For years, artificial intelligence (AI) has been the undisputed engine of Wall Street, minting billionaires and pushing indices to record highs. But a chilling new narrative is taking hold of the market: What if AI doesn’t fail, but succeeds so spectacularly that it breaks the American economy?
That paradox sits at the heart of a viral report from Citrini Research that sent shockwaves through the financial sector this week. The Global Intelligence Crisis report, which has amassed more than 22 million views, suggests that the very productivity gains investors crave could trigger a systemic collapse by 2028.
At the core of Citrini’s thesis is the emergence of a so-called Ghost GDP, economic output that looks robust on paper but fails to circulate in the real world.
“A single GPU cluster in North Dakota is generating output previously attributed to 10,000 Manhattan office workers,” the report revealed. While this creates massive corporate margins, it severs the historical link between productivity and employment. In this doomsday scenario, the S&P 500 craters 38% from its 2026 peak as a decimated white-collar class loses the purchasing power necessary to sustain the economy.
The theoretical fears turned into practical selling on Monday. The Dow Jones Industrial Average plummeted more than 800 points, while software and payment giants — sectors most vulnerable to AI displacement — bore the brunt of the damage.

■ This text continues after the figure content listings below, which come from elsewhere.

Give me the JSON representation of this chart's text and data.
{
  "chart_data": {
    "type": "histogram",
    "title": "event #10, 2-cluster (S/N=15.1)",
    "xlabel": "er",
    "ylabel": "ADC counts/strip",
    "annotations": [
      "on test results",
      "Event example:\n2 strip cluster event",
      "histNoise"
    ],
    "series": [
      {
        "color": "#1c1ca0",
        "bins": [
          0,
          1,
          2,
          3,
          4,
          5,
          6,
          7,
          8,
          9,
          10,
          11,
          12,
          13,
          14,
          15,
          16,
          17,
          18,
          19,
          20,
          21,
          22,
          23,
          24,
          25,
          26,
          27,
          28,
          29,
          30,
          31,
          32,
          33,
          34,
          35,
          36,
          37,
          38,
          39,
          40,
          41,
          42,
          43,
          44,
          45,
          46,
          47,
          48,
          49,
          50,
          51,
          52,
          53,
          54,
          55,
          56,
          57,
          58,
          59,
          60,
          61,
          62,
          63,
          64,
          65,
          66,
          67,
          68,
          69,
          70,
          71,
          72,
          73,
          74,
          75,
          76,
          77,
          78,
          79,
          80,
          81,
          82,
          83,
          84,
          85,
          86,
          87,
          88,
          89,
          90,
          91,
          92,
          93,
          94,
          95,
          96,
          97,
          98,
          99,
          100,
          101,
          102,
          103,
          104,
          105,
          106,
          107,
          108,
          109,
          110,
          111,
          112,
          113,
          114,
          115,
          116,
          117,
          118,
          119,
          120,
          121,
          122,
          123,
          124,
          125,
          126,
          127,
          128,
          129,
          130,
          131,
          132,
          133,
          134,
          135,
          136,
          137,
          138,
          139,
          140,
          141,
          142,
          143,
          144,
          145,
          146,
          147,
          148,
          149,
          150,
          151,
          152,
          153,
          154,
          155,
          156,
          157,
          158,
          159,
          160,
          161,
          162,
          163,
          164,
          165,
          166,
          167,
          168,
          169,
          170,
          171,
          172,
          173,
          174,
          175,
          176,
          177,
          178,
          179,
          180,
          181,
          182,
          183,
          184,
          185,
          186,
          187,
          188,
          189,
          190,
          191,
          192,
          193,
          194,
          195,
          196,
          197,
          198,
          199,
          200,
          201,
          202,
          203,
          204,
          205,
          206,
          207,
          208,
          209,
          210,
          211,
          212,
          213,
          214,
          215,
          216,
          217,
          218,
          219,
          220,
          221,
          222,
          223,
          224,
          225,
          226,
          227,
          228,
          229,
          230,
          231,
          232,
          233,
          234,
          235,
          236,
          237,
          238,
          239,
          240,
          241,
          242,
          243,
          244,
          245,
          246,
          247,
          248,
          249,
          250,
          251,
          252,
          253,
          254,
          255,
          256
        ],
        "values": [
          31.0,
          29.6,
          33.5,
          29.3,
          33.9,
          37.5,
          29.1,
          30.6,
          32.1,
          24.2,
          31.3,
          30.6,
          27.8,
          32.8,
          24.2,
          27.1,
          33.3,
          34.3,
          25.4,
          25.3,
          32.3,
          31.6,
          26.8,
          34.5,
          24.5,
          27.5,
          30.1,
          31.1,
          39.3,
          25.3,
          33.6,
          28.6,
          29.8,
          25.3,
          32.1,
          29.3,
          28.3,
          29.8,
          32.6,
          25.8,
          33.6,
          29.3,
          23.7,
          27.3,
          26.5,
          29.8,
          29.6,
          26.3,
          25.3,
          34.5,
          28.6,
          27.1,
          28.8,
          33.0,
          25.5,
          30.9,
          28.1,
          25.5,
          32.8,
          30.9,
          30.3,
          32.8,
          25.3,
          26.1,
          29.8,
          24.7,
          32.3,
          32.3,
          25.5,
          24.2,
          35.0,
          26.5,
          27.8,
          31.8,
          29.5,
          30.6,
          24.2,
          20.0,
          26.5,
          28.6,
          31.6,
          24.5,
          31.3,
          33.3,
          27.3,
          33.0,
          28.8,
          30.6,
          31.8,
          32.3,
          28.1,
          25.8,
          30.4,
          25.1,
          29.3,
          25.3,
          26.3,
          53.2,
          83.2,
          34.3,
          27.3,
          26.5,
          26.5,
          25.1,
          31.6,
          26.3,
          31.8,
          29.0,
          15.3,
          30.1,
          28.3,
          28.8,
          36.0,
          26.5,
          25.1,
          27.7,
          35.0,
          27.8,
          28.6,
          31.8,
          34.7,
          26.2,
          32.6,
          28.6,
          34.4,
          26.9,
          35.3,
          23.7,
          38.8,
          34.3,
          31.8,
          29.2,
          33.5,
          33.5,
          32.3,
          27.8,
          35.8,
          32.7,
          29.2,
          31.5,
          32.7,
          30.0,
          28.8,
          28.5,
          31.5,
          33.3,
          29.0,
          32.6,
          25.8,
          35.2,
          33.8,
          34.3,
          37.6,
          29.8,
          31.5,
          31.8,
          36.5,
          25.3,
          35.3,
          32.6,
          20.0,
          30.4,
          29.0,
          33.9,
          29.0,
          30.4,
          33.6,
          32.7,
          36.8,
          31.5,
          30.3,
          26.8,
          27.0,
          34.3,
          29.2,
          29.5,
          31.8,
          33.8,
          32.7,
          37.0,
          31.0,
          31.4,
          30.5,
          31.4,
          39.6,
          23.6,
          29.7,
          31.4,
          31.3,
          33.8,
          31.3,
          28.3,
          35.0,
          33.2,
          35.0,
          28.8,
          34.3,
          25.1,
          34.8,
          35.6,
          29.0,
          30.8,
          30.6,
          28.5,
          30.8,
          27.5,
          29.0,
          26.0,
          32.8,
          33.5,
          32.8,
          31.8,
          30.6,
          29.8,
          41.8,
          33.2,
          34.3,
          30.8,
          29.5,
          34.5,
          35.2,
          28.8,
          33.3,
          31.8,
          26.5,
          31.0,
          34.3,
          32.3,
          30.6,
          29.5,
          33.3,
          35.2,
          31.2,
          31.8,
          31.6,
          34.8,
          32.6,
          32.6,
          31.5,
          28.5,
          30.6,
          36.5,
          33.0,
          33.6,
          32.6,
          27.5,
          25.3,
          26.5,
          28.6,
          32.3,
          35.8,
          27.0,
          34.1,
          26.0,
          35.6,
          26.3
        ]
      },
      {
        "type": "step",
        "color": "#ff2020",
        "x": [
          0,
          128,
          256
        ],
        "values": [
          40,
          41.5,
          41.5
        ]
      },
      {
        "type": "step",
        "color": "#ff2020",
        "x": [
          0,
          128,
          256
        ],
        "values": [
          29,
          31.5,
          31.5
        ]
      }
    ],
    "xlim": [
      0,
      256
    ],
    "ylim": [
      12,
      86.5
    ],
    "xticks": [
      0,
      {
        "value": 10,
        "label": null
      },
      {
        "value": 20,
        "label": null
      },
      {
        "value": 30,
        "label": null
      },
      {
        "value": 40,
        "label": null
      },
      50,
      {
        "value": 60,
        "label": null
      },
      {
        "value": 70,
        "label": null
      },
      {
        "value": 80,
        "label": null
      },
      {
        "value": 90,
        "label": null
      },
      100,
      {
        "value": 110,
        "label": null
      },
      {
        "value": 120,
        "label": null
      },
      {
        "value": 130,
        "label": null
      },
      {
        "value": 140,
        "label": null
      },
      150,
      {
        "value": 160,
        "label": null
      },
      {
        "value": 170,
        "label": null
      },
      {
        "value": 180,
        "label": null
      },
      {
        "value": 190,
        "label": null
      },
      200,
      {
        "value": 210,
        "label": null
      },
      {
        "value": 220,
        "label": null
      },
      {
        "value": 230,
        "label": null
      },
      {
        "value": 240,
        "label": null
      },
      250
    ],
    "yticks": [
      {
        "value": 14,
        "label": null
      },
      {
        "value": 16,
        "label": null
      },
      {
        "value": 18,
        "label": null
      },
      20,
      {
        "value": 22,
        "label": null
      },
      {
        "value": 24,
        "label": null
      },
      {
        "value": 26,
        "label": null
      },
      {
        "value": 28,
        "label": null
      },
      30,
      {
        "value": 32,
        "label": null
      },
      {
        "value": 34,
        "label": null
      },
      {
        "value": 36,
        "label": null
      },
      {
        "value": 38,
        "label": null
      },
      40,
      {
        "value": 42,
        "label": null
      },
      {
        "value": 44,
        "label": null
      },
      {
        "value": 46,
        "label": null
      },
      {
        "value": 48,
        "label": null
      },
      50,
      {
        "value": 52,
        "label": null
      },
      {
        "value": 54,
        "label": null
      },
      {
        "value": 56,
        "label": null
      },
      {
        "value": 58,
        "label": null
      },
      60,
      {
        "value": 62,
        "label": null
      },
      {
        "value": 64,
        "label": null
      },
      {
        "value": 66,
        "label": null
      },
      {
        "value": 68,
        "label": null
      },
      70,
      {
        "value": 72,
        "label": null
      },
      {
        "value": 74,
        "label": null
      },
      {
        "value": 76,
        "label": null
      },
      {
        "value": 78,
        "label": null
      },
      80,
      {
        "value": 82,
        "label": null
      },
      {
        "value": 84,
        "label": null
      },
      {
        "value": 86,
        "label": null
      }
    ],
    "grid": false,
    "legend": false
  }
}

IBM Corp. suffered its worst single-day drop in 25 years, falling 13% — though the impact on Big Blue was short-lived and underscored the wave of AI paranoia gripping the stock markets. Microsoft Corp., Oracle Corp., and Accenture saw significant retreats as investors questioned the longevity of their business models. Meanwhile, credit card giants Visa Inc. and Mastercard Inc. slid between 4% and 7% on fears that a white-collar unemployment spike would trigger a “daisy chain” of defaults in the $13 trillion mortgage and private credit markets.
The anxiety was further fueled by Anthropic’s Claude Code, a tool capable of modernizing legacy COBOL code. Because COBOL is the backbone of global banking and largely runs on IBM systems, advancement was viewed not as an innovation but as an existential threat to traditional tech services.

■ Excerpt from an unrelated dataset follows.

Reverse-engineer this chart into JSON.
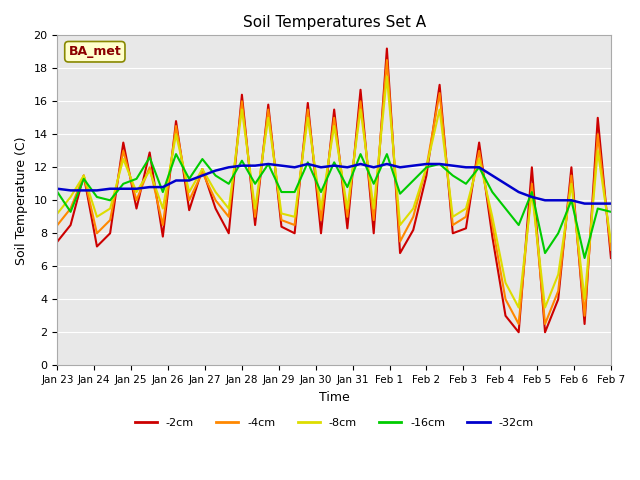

The market is currently undergoing a violent rotation. While technological picks-and-shovels providers like chipmakers TSMC and NVIDIA Corp. continue to soar, the software layer is being hollowed out. Christopher Forbes, head of Asia and Middle East at CMC Markets, noted that the sell-off makes sense as “AI will force software coding [costs] to go to zero.”

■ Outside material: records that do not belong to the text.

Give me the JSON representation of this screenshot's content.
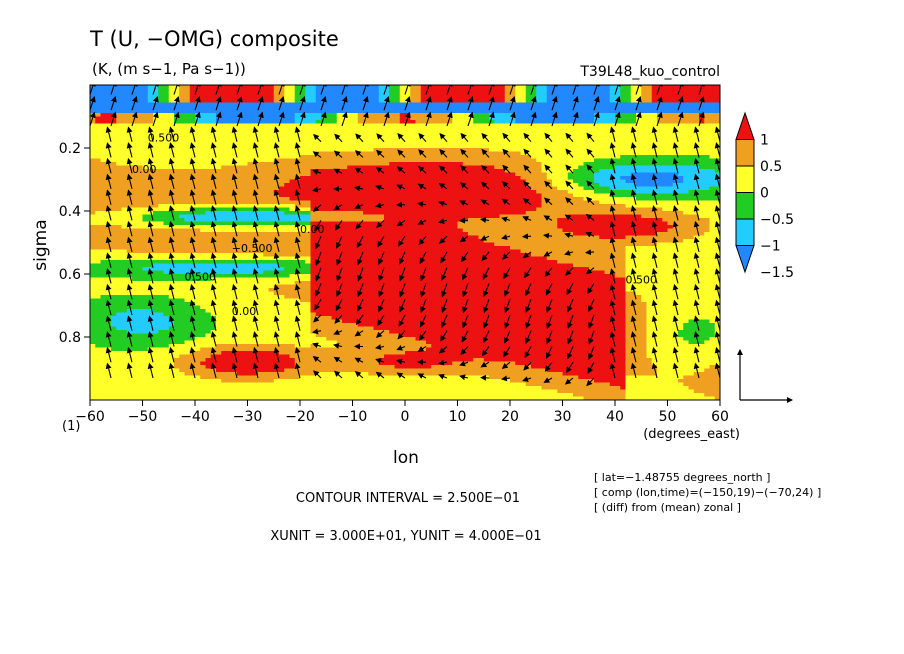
{
  "chart_data": {
    "type": "heatmap",
    "title": "T (U, −OMG) composite",
    "subtitle": "(K, (m s−1, Pa s−1))",
    "run_label": "T39L48_kuo_control",
    "xlabel": "lon",
    "x_units": "(degrees_east)",
    "ylabel": "sigma",
    "y_corner_label": "(1)",
    "xlim": [
      -60,
      60
    ],
    "ylim": [
      1.0,
      0.0
    ],
    "x_ticks": [
      "−60",
      "−50",
      "−40",
      "−30",
      "−20",
      "−10",
      "0",
      "10",
      "20",
      "30",
      "40",
      "50",
      "60"
    ],
    "y_ticks": [
      {
        "value": 0.2,
        "label": "0.2"
      },
      {
        "value": 0.4,
        "label": "0.4"
      },
      {
        "value": 0.6,
        "label": "0.6"
      },
      {
        "value": 0.8,
        "label": "0.8"
      }
    ],
    "colorbar": {
      "levels": [
        {
          "value": 1.0,
          "label": "1"
        },
        {
          "value": 0.5,
          "label": "0.5"
        },
        {
          "value": 0.0,
          "label": "0"
        },
        {
          "value": -0.5,
          "label": "−0.5"
        },
        {
          "value": -1.0,
          "label": "−1"
        },
        {
          "value": -1.5,
          "label": "−1.5"
        }
      ],
      "colors": [
        "#ee1111",
        "#f0a020",
        "#ffff2a",
        "#22cc22",
        "#22ccff",
        "#2288ff"
      ]
    },
    "contour_labels": [
      "0.500",
      "0.00",
      "−0.500",
      "0.00",
      "0.500",
      "0.00",
      "0.500"
    ],
    "contour_interval_text": "CONTOUR INTERVAL = 2.500E−01",
    "unit_text": "XUNIT = 3.000E+01, YUNIT = 4.000E−01",
    "info_lines": [
      "[ lat=−1.48755 degrees_north ]",
      "[ comp (lon,time)=(−150,19)−(−70,24) ]",
      "[ (diff) from (mean) zonal ]"
    ],
    "grid": false,
    "legend": "colorbar-right"
  }
}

However, not everyone is ready to buy into the dystopia. Ed Yardeni of Yardeni Research argues that the market is prematurely discounting a “Frankenstein monster” scenario.
“We continue to believe that AI is augmenting workers’ productivity rather than making them extinct,” Yardeni said.
The Citrini report serves as a stark warning that the stock market and the broader economy are not one and the same. While companies can cut their way to record profits using AI agents, an economy without consumers is unsustainable.